A mutual fund holding, whether in an index fund, or a managed fund, is not considered to be a "financial interest" in the underlying stocks or companies, and does not require that a judge be disqualified. See details below.

However, if the holding is sizable, and the case so impacts the company that the probable impact on the judge's financial position would be substantial, then the rule against an "appearance of impropriety" might apply.

Cannon 2 of the Code of Conduct for United States Judges says:

(B) Outside Influence. A judge should not allow family, social, political, financial, or other relationships to influence judicial conduct or judgment.
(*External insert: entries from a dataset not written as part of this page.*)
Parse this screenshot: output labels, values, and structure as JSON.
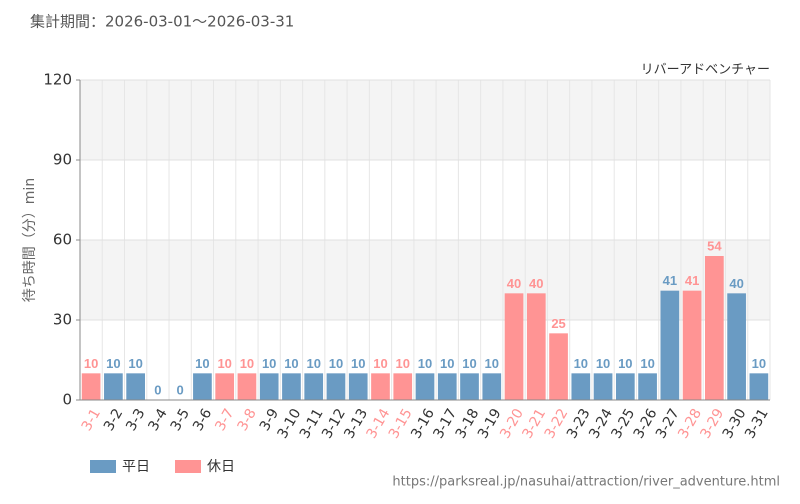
{
  "chart_data": {
    "type": "bar",
    "title": "集計期間：2026-03-01〜2026-03-31",
    "subtitle": "リバーアドベンチャー",
    "y_label": "待ち時間（分）min",
    "source": "https://parksreal.jp/nasuhai/attraction/river_adventure.html",
    "categories": [
      "3-1",
      "3-2",
      "3-3",
      "3-4",
      "3-5",
      "3-6",
      "3-7",
      "3-8",
      "3-9",
      "3-10",
      "3-11",
      "3-12",
      "3-13",
      "3-14",
      "3-15",
      "3-16",
      "3-17",
      "3-18",
      "3-19",
      "3-20",
      "3-21",
      "3-22",
      "3-23",
      "3-24",
      "3-25",
      "3-26",
      "3-27",
      "3-28",
      "3-29",
      "3-30",
      "3-31"
    ],
    "series": [
      {
        "name": "平日",
        "color": "#6a9bc3",
        "values": [
          null,
          10,
          10,
          0,
          0,
          10,
          null,
          null,
          10,
          10,
          10,
          10,
          10,
          null,
          null,
          10,
          10,
          10,
          10,
          null,
          null,
          null,
          10,
          10,
          10,
          10,
          41,
          null,
          null,
          40,
          10
        ]
      },
      {
        "name": "休日",
        "color": "#ff9494",
        "values": [
          10,
          null,
          null,
          null,
          null,
          null,
          10,
          10,
          null,
          null,
          null,
          null,
          null,
          10,
          10,
          null,
          null,
          null,
          null,
          40,
          40,
          25,
          null,
          null,
          null,
          null,
          null,
          41,
          54,
          null,
          null
        ]
      }
    ],
    "ylim": [
      0,
      120
    ],
    "yticks": [
      0,
      30,
      60,
      90,
      120
    ],
    "grid": true
  }
}
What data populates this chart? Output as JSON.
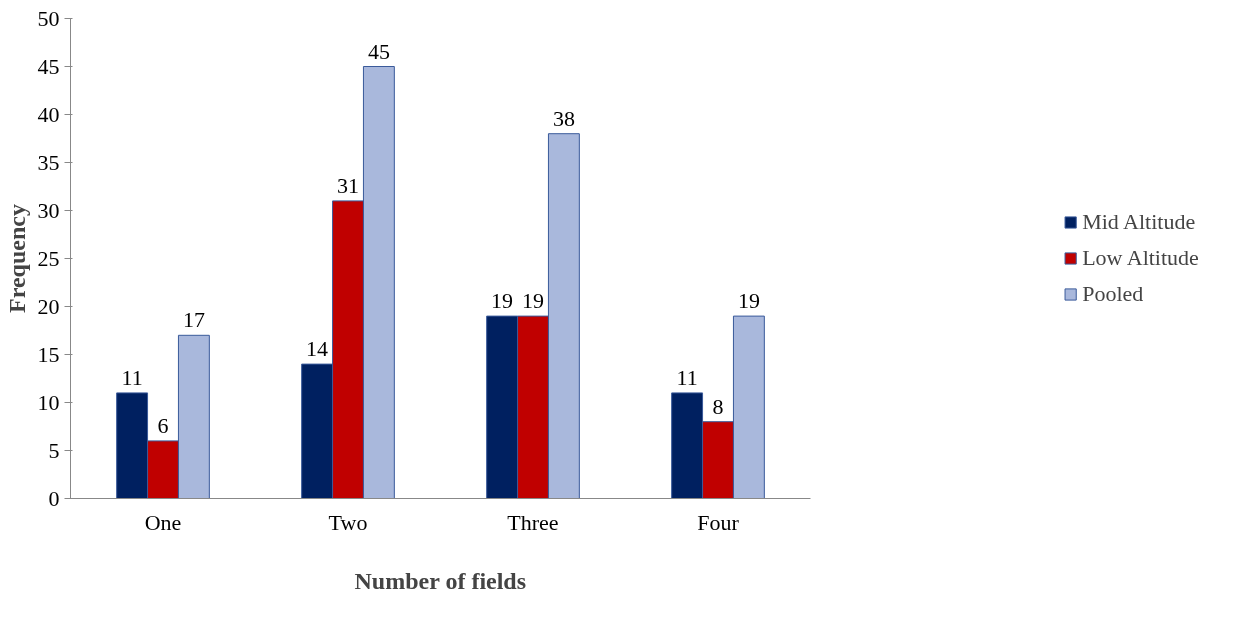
{
  "chart_data": {
    "type": "bar",
    "xlabel": "Number of fields",
    "ylabel": "Frequency",
    "categories": [
      "One",
      "Two",
      "Three",
      "Four"
    ],
    "series": [
      {
        "name": "Mid Altitude",
        "color": "#002060",
        "values": [
          11,
          14,
          19,
          11
        ]
      },
      {
        "name": "Low Altitude",
        "color": "#c00000",
        "values": [
          6,
          31,
          19,
          8
        ]
      },
      {
        "name": "Pooled",
        "color": "#a9b8dc",
        "values": [
          17,
          45,
          38,
          19
        ]
      }
    ],
    "ylim": [
      0,
      50
    ],
    "yticks": [
      0,
      5,
      10,
      15,
      20,
      25,
      30,
      35,
      40,
      45,
      50
    ],
    "data_labels": true,
    "grid": false,
    "legend": "right"
  }
}
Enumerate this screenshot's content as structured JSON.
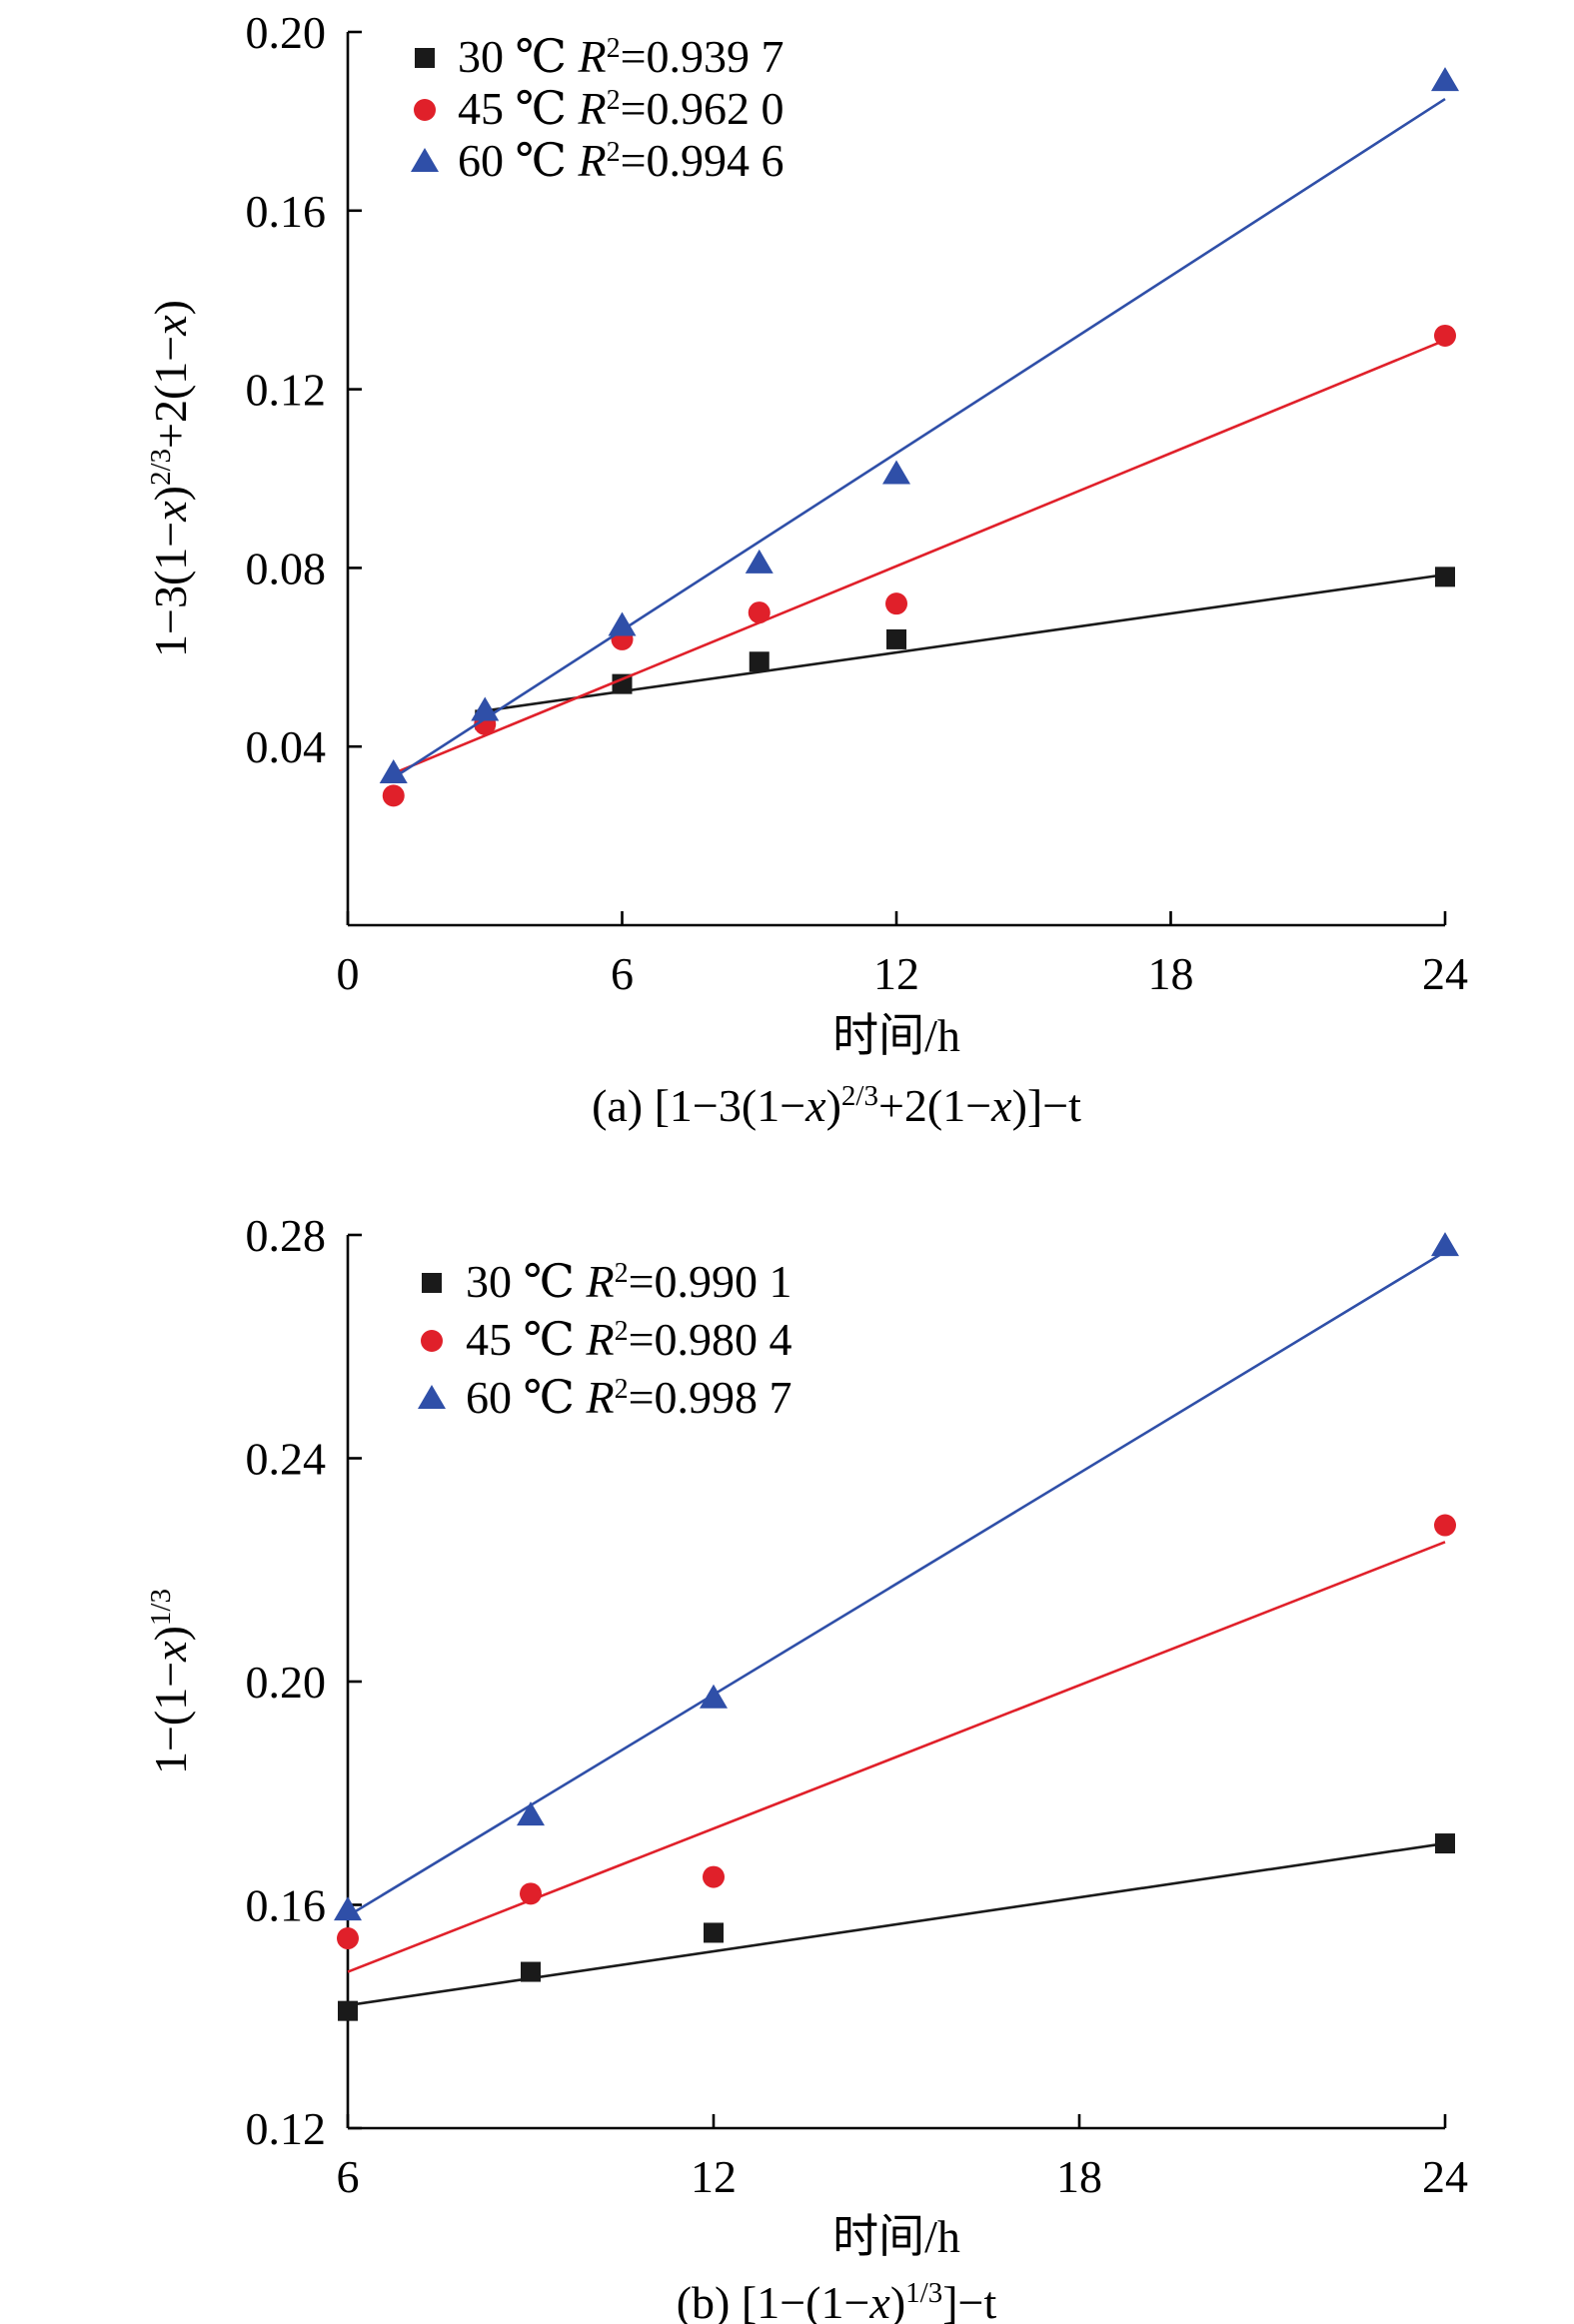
{
  "chart_data": [
    {
      "type": "scatter",
      "panel_label": "(a)",
      "title_parts": [
        "(a) [1−3(1−",
        "x",
        ")",
        "2/3",
        "+2(1−",
        "x",
        ")]−t"
      ],
      "xlabel": "时间/h",
      "ylabel_parts": [
        "1−3(1−",
        "x",
        ")",
        "2/3",
        "+2(1−",
        "x",
        ")"
      ],
      "xlim": [
        0,
        24
      ],
      "ylim": [
        0,
        0.2
      ],
      "xticks": [
        0,
        6,
        12,
        18,
        24
      ],
      "xtick_labels": [
        "0",
        "6",
        "12",
        "18",
        "24"
      ],
      "yticks": [
        0.04,
        0.08,
        0.12,
        0.16,
        0.2
      ],
      "ytick_labels": [
        "0.04",
        "0.08",
        "0.12",
        "0.16",
        "0.20"
      ],
      "legend_position": "top-left",
      "series": [
        {
          "name": "30 ℃",
          "r2_label": "=0.939 7",
          "marker": "square",
          "color": "#1a1a1a",
          "x": [
            3,
            6,
            9,
            12,
            24
          ],
          "y": [
            0.046,
            0.054,
            0.059,
            0.064,
            0.078
          ],
          "fit": {
            "x": [
              3,
              24
            ],
            "y": [
              0.048,
              0.0785
            ]
          }
        },
        {
          "name": "45 ℃",
          "r2_label": "=0.962 0",
          "marker": "circle",
          "color": "#e0202a",
          "x": [
            1,
            3,
            6,
            9,
            12,
            24
          ],
          "y": [
            0.029,
            0.045,
            0.064,
            0.07,
            0.072,
            0.132
          ],
          "fit": {
            "x": [
              1,
              24
            ],
            "y": [
              0.034,
              0.131
            ]
          }
        },
        {
          "name": "60 ℃",
          "r2_label": "=0.994 6",
          "marker": "triangle",
          "color": "#2f4fa8",
          "x": [
            1,
            3,
            6,
            9,
            12,
            24
          ],
          "y": [
            0.034,
            0.048,
            0.067,
            0.081,
            0.101,
            0.189
          ],
          "fit": {
            "x": [
              1,
              24
            ],
            "y": [
              0.033,
              0.185
            ]
          }
        }
      ]
    },
    {
      "type": "scatter",
      "panel_label": "(b)",
      "title_parts": [
        "(b) [1−(1−",
        "x",
        ")",
        "1/3",
        "]−t"
      ],
      "xlabel": "时间/h",
      "ylabel_parts": [
        "1−(1−",
        "x",
        ")",
        "1/3"
      ],
      "xlim": [
        6,
        24
      ],
      "ylim": [
        0.12,
        0.28
      ],
      "xticks": [
        6,
        12,
        18,
        24
      ],
      "xtick_labels": [
        "6",
        "12",
        "18",
        "24"
      ],
      "yticks": [
        0.12,
        0.16,
        0.2,
        0.24,
        0.28
      ],
      "ytick_labels": [
        "0.12",
        "0.16",
        "0.20",
        "0.24",
        "0.28"
      ],
      "legend_position": "top-left",
      "series": [
        {
          "name": "30 ℃",
          "r2_label": "=0.990 1",
          "marker": "square",
          "color": "#1a1a1a",
          "x": [
            6,
            9,
            12,
            24
          ],
          "y": [
            0.141,
            0.148,
            0.155,
            0.171
          ],
          "fit": {
            "x": [
              6,
              24
            ],
            "y": [
              0.142,
              0.171
            ]
          }
        },
        {
          "name": "45 ℃",
          "r2_label": "=0.980 4",
          "marker": "circle",
          "color": "#e0202a",
          "x": [
            6,
            9,
            12,
            24
          ],
          "y": [
            0.154,
            0.162,
            0.165,
            0.228
          ],
          "fit": {
            "x": [
              6,
              24
            ],
            "y": [
              0.148,
              0.225
            ]
          }
        },
        {
          "name": "60 ℃",
          "r2_label": "=0.998 7",
          "marker": "triangle",
          "color": "#2f4fa8",
          "x": [
            6,
            9,
            12,
            24
          ],
          "y": [
            0.159,
            0.176,
            0.197,
            0.278
          ],
          "fit": {
            "x": [
              6,
              24
            ],
            "y": [
              0.158,
              0.277
            ]
          }
        }
      ]
    }
  ]
}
A judge should neither lend the prestige of the judicial office to advance the private interests of the judge or others nor convey or permit others to convey the impression that they are in a special position to influence the judge.

Cannon 3 (C) (1) says:

(1) A judge shall disqualify himself or herself in a proceeding in which the judge’s impartiality might reasonably be questioned, including but not limited to instances in which:

...

(c) the judge knows that the judge, individually or as a fiduciary, or the judge’s spouse or minor child residing in the judge’s household, has a financial interest in the subject matter in controversy or in a party to the proceeding, or any other interest that could be affected substantially by the outcome of the proceeding;

Cannon 3 (C) (2) says:

(2) A judge should keep informed about the judge’s personal and fiduciary financial interests and make a reasonable effort to keep informed about the personal financial interests of the judge’s spouse and minor children residing in the judge’s household.

Cannon 3 (C) (3) (i) says:

(i) ownership in a mutual or common investment fund that holds securities is not a “financial interest” in such securities unless the judge participates in the management of the fund;

The cannons above are closely mirrored by 28 U.S. Code § 455 which provides:

(a) Any justice, judge, or magistrate judge of the United States shall disqualify himself in any proceeding in which his impartiality might reasonably be questioned.

(b) He shall also disqualify himself in the following circumstances:

...

(b) (4) He knows that he, individually or as a fiduciary, or his spouse or minor child residing in his household, has a financial interest in the subject matter in controversy or in a party to the proceeding, or any other interest that could be substantially affected by the outcome of the proceeding;

...

(d) For the purposes of this section the following words or phrases shall have the meaning indicated:

(d) (4) “financial interest” means ownership of a legal or equitable interest, however small, or a relationship as director, adviser, or other active participant in the affairs of a party, except that:

(i) Ownership in a mutual or common investment fund that holds securities is not a “financial interest” in such securities unless the judge participates in the management of the fund;

(ii) An office in an educational, religious, charitable, fraternal, or civic organization is not a “financial interest” in securities held by the organization;

Cannon 3 (C) (3) (i) and 28 U.S. Code § 455 (d) (4) seem to directly settle the question asked here.